Policja będzie strzelać do dronów. Sąsiad Polski reaguje na incydenty
Drony o nieustalonym pochodzeniu (przynajmniej oficjalnie), zakłócające porządek publiczny i bezpieczeństwo transportu, to coraz większy problem. Niemcy postawiły więc na zdecydowaną reakcję, rząd federalny pracuje nad ustawą, która przyzna policji prawo do natychmiastowego zestrzeliwania tzw. nieautoryzowanych dronów.

Projekt ustawy - uzgodniono już nawet jej kluczowe zapisy - ma pozwolić funkcjonariuszom na szybkie działanie wobec dronów zakłócających ruch lotniczy lub zagrażających bezpieczeństwu publicznemu. Dokument trafi teraz pod obrady Bundestagu. Według ekspertów proces legislacyjny powinien przebiec bez większych przeszkód, ponieważ problem "nieautoryzowanych dronów" stał się realnym i narastającym zagrożeniem także w innych krajach europejskich.
Nowe uprawnienia dla policji
Kanclerz Friedrich Merz podkreślił, że incydenty z udziałem dronów stanowią część "wojny hybrydowej" prowadzonej przez Władimira Putina wobec kluczowych państw Europy. W podobnym tonie wypowiadają się władze Polski i Danii, które również odnotowały podejrzane loty dronów w swojej przestrzeni powietrznej.
Głośny incydent w Monachium
Ostatni poważny przypadek miał miejsce na lotnisku w Monachium. Kontrola ruchu lotniczego zmuszona była czasowo wstrzymać starty i lądowania po wykryciu nieznanych obiektów w przestrzeni powietrznej. W konsekwencji zakłócono 17 lotów i plany podróży blisko 3000 pasażerów.
Według danych Federalnego Urzędu ds. Lotnictwa (Luftfahrt-Bundesamt), tylko w pierwszych dziewięciu miesiącach 2025 roku odnotowano w Niemczech 172 przypadki zakłóceń ruchu lotniczego spowodowanych przez drony. Dla porównania, w analogicznym okresie 2024 roku było ich 129, a rok wcześniej 121.

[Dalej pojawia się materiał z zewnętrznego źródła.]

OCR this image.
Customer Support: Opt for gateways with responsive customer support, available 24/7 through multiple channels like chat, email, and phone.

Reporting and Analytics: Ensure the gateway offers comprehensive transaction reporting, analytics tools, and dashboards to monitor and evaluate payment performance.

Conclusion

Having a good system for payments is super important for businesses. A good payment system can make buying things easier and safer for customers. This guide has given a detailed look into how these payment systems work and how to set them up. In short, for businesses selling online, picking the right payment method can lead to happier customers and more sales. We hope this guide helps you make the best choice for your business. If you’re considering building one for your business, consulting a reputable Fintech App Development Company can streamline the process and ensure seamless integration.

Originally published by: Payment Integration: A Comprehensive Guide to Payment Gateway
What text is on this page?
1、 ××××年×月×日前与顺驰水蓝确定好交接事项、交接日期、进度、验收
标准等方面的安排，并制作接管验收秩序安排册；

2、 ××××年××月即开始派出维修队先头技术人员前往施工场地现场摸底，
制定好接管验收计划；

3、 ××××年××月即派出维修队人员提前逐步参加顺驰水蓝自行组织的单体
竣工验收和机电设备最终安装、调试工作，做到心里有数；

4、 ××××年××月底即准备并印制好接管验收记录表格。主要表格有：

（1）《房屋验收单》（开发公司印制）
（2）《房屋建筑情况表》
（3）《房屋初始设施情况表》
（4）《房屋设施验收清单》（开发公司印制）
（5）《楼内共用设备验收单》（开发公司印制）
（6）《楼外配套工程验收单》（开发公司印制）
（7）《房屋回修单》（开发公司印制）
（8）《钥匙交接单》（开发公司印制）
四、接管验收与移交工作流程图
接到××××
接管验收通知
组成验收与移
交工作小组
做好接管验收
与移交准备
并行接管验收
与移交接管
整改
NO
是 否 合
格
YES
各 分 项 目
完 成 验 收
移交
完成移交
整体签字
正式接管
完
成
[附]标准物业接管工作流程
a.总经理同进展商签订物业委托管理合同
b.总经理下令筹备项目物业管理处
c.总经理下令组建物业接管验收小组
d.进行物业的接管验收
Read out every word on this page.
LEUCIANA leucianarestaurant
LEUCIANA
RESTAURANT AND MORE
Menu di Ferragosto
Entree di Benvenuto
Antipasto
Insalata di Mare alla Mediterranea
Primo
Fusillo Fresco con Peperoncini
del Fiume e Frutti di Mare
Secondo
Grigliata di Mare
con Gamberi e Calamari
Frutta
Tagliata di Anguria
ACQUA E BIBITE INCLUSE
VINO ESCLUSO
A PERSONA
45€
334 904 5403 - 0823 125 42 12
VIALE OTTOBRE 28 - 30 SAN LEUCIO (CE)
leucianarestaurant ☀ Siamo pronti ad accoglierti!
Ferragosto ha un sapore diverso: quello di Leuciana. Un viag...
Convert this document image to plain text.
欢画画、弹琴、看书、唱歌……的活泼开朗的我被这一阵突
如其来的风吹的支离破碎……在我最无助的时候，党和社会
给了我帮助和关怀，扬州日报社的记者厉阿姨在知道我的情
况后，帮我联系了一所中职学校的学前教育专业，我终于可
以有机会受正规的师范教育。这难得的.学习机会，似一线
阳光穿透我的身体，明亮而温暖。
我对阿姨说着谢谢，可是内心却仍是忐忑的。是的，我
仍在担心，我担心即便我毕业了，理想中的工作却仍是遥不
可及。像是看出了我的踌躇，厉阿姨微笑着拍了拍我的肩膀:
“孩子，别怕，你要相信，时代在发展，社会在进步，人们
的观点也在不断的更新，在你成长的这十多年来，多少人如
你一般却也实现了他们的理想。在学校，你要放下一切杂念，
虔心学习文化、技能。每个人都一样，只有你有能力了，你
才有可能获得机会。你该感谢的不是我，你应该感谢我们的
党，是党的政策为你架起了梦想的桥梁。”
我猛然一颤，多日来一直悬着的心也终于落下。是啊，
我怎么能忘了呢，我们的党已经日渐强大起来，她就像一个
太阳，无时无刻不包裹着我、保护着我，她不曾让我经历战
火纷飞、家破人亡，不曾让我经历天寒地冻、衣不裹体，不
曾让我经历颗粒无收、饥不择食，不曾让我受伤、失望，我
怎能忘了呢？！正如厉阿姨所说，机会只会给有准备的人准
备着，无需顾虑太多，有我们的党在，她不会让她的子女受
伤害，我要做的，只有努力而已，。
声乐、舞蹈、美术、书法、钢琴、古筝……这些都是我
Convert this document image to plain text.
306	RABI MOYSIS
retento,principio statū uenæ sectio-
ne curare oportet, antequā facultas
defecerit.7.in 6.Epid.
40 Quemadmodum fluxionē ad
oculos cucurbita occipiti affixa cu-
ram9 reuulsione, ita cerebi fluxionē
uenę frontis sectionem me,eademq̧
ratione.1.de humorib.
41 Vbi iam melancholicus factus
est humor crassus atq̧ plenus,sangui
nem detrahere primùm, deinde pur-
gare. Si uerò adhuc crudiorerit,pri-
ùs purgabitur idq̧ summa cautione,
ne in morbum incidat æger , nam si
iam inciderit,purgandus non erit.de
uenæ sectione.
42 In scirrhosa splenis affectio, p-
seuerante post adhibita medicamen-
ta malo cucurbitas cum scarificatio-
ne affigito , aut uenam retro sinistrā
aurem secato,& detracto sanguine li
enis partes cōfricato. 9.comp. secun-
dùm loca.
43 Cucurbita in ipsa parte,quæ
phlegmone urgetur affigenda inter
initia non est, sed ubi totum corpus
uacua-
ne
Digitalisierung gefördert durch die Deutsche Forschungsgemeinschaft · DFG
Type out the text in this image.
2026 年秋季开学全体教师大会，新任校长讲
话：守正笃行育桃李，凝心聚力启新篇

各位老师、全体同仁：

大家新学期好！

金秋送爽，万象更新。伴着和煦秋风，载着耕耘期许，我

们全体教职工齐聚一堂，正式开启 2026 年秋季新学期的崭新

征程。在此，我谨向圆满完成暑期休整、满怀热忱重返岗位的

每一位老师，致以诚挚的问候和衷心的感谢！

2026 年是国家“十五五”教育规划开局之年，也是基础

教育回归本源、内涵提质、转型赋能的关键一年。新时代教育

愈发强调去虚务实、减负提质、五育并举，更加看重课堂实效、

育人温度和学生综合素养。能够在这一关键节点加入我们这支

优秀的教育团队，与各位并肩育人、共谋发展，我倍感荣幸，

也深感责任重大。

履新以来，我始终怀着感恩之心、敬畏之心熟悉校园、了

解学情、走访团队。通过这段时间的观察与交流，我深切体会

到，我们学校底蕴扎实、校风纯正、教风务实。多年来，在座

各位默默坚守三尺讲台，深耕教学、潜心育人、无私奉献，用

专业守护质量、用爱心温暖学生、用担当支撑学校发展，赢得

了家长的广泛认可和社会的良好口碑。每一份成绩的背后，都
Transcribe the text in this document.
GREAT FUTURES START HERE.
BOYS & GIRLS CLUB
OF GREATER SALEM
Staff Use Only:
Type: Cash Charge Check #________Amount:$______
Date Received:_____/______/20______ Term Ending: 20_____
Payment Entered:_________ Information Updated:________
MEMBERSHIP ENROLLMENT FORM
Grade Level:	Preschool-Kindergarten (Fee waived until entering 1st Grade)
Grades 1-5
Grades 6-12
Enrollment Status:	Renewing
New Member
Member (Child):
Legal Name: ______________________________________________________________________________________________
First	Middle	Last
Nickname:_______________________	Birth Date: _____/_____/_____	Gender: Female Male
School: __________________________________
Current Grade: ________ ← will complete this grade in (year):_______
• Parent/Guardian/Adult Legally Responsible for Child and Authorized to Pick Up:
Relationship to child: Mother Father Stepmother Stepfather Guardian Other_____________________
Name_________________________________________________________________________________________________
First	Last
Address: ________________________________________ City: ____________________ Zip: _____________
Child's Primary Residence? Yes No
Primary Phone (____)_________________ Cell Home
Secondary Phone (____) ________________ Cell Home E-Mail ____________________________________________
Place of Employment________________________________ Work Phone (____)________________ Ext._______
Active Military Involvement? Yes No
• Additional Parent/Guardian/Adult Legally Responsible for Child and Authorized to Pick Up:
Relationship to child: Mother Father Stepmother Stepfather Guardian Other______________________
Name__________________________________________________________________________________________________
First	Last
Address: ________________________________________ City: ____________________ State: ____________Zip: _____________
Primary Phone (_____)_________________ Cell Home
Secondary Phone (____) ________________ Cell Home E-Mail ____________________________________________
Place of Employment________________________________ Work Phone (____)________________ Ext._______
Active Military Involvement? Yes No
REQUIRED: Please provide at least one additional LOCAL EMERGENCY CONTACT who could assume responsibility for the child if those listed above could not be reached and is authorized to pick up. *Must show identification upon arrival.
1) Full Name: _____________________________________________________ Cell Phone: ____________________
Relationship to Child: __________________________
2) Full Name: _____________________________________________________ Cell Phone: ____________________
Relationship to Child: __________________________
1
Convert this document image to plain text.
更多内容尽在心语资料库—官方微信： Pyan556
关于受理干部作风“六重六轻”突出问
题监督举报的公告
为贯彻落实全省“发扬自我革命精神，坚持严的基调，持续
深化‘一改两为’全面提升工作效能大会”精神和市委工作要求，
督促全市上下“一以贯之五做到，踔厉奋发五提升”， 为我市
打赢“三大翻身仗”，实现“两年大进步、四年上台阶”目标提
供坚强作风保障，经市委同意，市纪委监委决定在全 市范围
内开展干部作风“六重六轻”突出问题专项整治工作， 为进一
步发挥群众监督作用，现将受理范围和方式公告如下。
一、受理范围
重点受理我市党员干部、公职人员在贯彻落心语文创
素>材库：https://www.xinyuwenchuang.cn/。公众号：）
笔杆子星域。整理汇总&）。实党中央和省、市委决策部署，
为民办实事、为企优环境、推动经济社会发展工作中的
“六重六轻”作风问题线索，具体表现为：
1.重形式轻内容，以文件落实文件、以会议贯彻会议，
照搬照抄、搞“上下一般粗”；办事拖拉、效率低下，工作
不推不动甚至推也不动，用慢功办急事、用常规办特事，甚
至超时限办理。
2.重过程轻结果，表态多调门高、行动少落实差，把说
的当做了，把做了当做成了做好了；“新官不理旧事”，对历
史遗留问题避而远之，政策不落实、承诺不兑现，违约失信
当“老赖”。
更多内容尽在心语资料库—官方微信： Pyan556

Minister spraw wewnętrznych Alexander Dobrindt zapowiedział, że Niemcy będą korzystać z doświadczeń Ukrainy i Izraela, czyli państw posiadających rozbudowaną wiedzę zarówno w zakresie ofensywnego, jak i defensywnego wykorzystania dronów. Projekt ustawy zakłada także wyraźny podział kompetencji. Policja ma odpowiadać za szybkie neutralizowanie mniejszych dronów latających na niewielkich wysokościach, wojsko natomiast będzie reagować w przypadku większych i potencjalnie bardziej niebezpiecznych jednostek.